The problem was all the rain — it had been pouring for days, and wouldn’t stop the whole trip. Flash floods, bomb cyclones, and so many Californians displaced and disoriented. On multiple days, our video calls were interrupted because no one could hear one another over thunder claps. There were uneasy jokes about the “end times,” but we also had business headwinds on our minds.
By Wednesday, I realized the rain wasn’t going to to stop. I found a hotel closer to our SF meeting space for the final sessions, and I snapped this pic in driving rain as I waited for my Lyft to show up for what would be my last morning on campus. The “super G,” one element of a brand overhaul I’d been a small part of delivering while on the Material Design team in 2015, shines brightly in the darkness. In the bright energy-efficient LEDs of new buildings at that early hour, I saw a few colleagues roaming the halls. 01-11-2023, 5:50AM, Mountain View.
The storms continued through Saturday, and we were warned there would be turbulence as we cleared the Rockies on the flight home. Since then, I’ve reflected on my almost 5 years at Google. An exciting and lively ride for sure — and an incredible learning experience, honor, and catalyst for relationships I’ll cherish forever. One of the last spirited meetings on Wednesday before I left was with a colleague trying to balance his outlook for the year. “As an employee…” he began, “…yet as a shareholder…” he continued. And back and forth.
Now that I’m just a shareholder, I suppose I understand how the offering of 12,000 souls to the gods of the market can do something to bring a short-term renewal to the business. What’s done is done. Why these 12,000 were chosen, and myself among them, I don’t think I’ll ever really know.
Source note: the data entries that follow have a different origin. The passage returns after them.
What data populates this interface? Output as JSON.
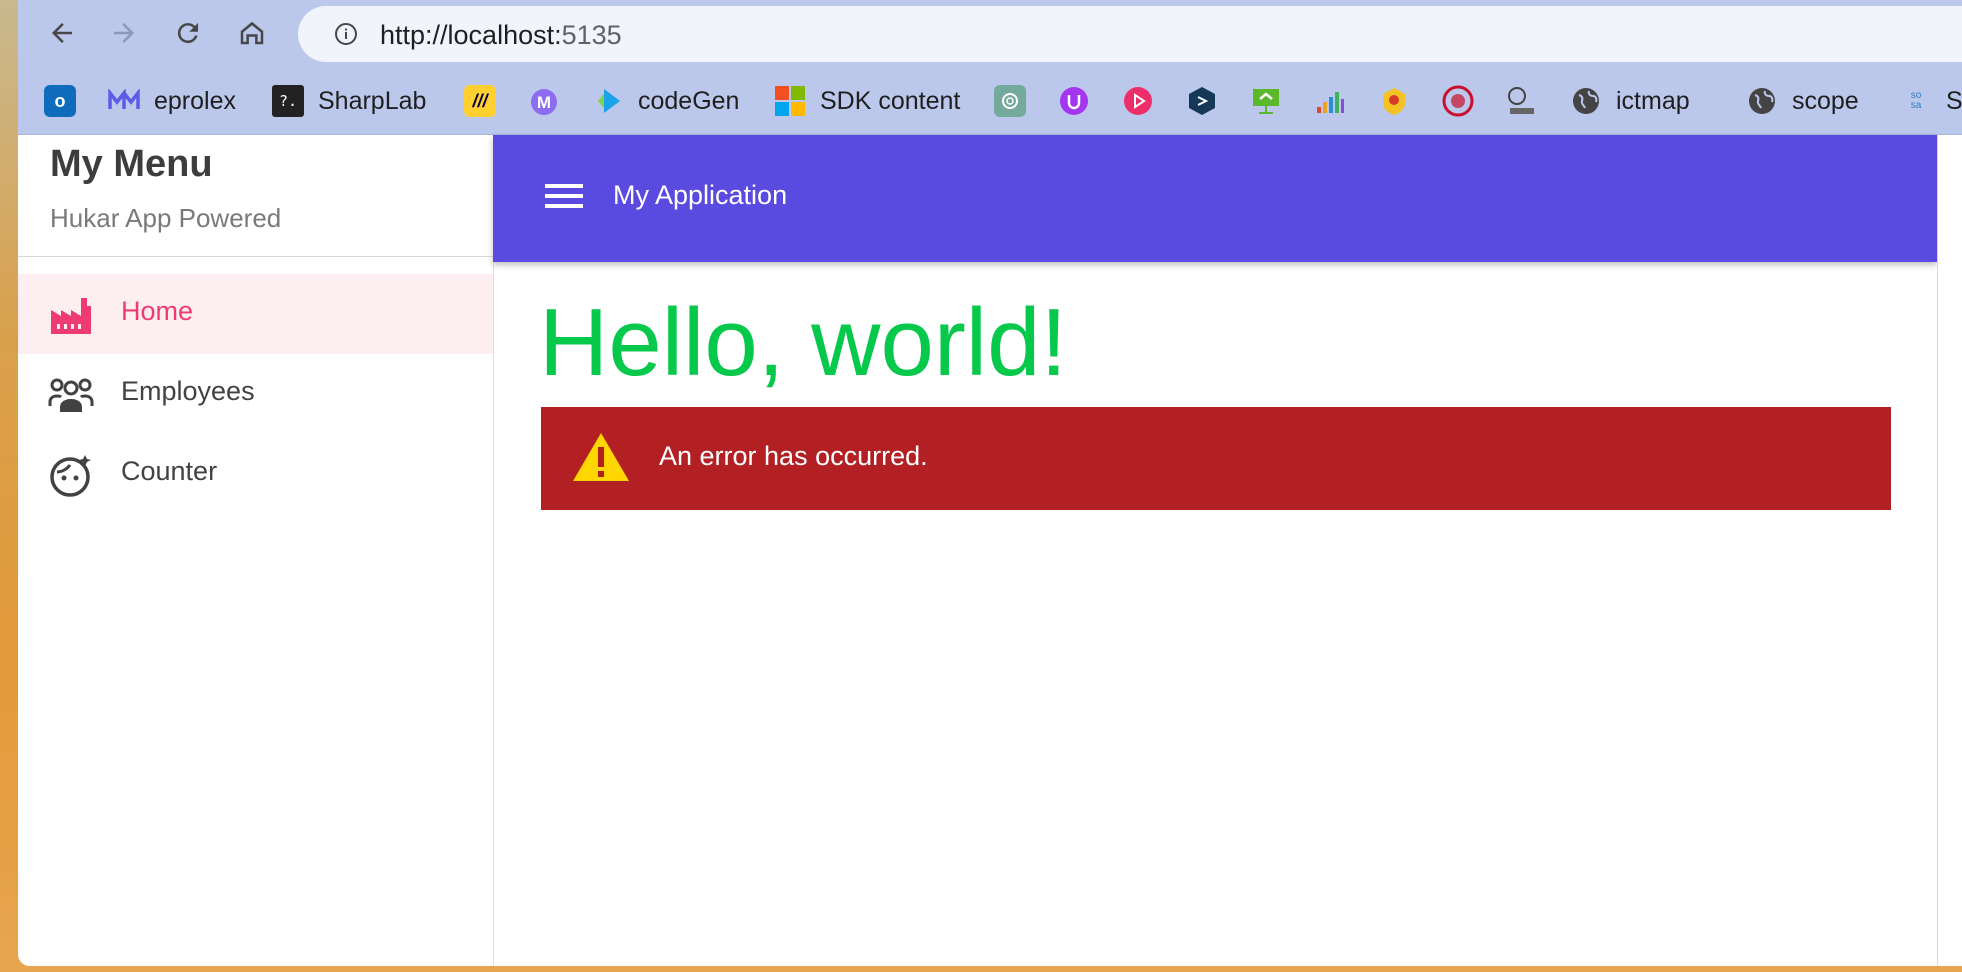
{
  "browser": {
    "url_host": "http://localhost:",
    "url_port": "5135"
  },
  "bookmarks": [
    {
      "label": "",
      "icon": "outlook-icon",
      "color": "#0f6cbd"
    },
    {
      "label": "eprolex",
      "icon": "eprolex-icon",
      "color": "#5b5ce6"
    },
    {
      "label": "SharpLab",
      "icon": "terminal-icon",
      "color": "#222222"
    },
    {
      "label": "",
      "icon": "miro-icon",
      "color": "#ffd02f"
    },
    {
      "label": "",
      "icon": "m-logo-icon",
      "color": "#8c6cf0"
    },
    {
      "label": "codeGen",
      "icon": "play-arrow-icon",
      "color": "#1aa3e8"
    },
    {
      "label": "SDK content",
      "icon": "microsoft-icon",
      "color": "#f25022"
    },
    {
      "label": "",
      "icon": "chatgpt-icon",
      "color": "#74aa9c"
    },
    {
      "label": "",
      "icon": "u-circle-icon",
      "color": "#a435f0"
    },
    {
      "label": "",
      "icon": "play-circle-icon",
      "color": "#ee2e6b"
    },
    {
      "label": "",
      "icon": "share-hex-icon",
      "color": "#153859"
    },
    {
      "label": "",
      "icon": "presentation-icon",
      "color": "#5cb82b"
    },
    {
      "label": "",
      "icon": "bar-graph-icon",
      "color": "#f0a020"
    },
    {
      "label": "",
      "icon": "emblem-icon",
      "color": "#d83b2b"
    },
    {
      "label": "",
      "icon": "red-seal-icon",
      "color": "#c8102e"
    },
    {
      "label": "",
      "icon": "epro-admin-icon",
      "color": "#444444"
    },
    {
      "label": "ictmap",
      "icon": "globe-icon",
      "color": "#444444"
    },
    {
      "label": "scope",
      "icon": "globe-icon",
      "color": "#444444"
    },
    {
      "label": "SA",
      "icon": "so-sa-icon",
      "color": "#2e7bbf"
    }
  ],
  "drawer": {
    "title": "My Menu",
    "subtitle": "Hukar App Powered",
    "items": [
      {
        "label": "Home",
        "icon": "factory-icon",
        "active": true
      },
      {
        "label": "Employees",
        "icon": "group-icon",
        "active": false
      },
      {
        "label": "Counter",
        "icon": "face-icon",
        "active": false
      }
    ]
  },
  "appbar": {
    "title": "My Application"
  },
  "main": {
    "heading": "Hello, world!",
    "alert_text": "An error has occurred."
  },
  "colors": {
    "appbar": "#5a4be0",
    "active_nav": "#ee3b73",
    "heading": "#06c84a",
    "alert": "#b32024"
  }
}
What I do know is that our team had passionately investigated, outlined, and championed projects that would help Google evolve in ways that we were sure users would love. I’m sad that effort ended for me on Friday. I’ll mourn, to summarize one of my talented colleague’s later reflections, the future that could have been. In my eyes, our voices were among those Google needed most. My heart goes out to everyone affected by these decisions.
Anyway, I found my photo. Dawn of a new day. A large project complete. Storm clouds overhead. Unmatched potential. Lights on despite the hour, blazing bright.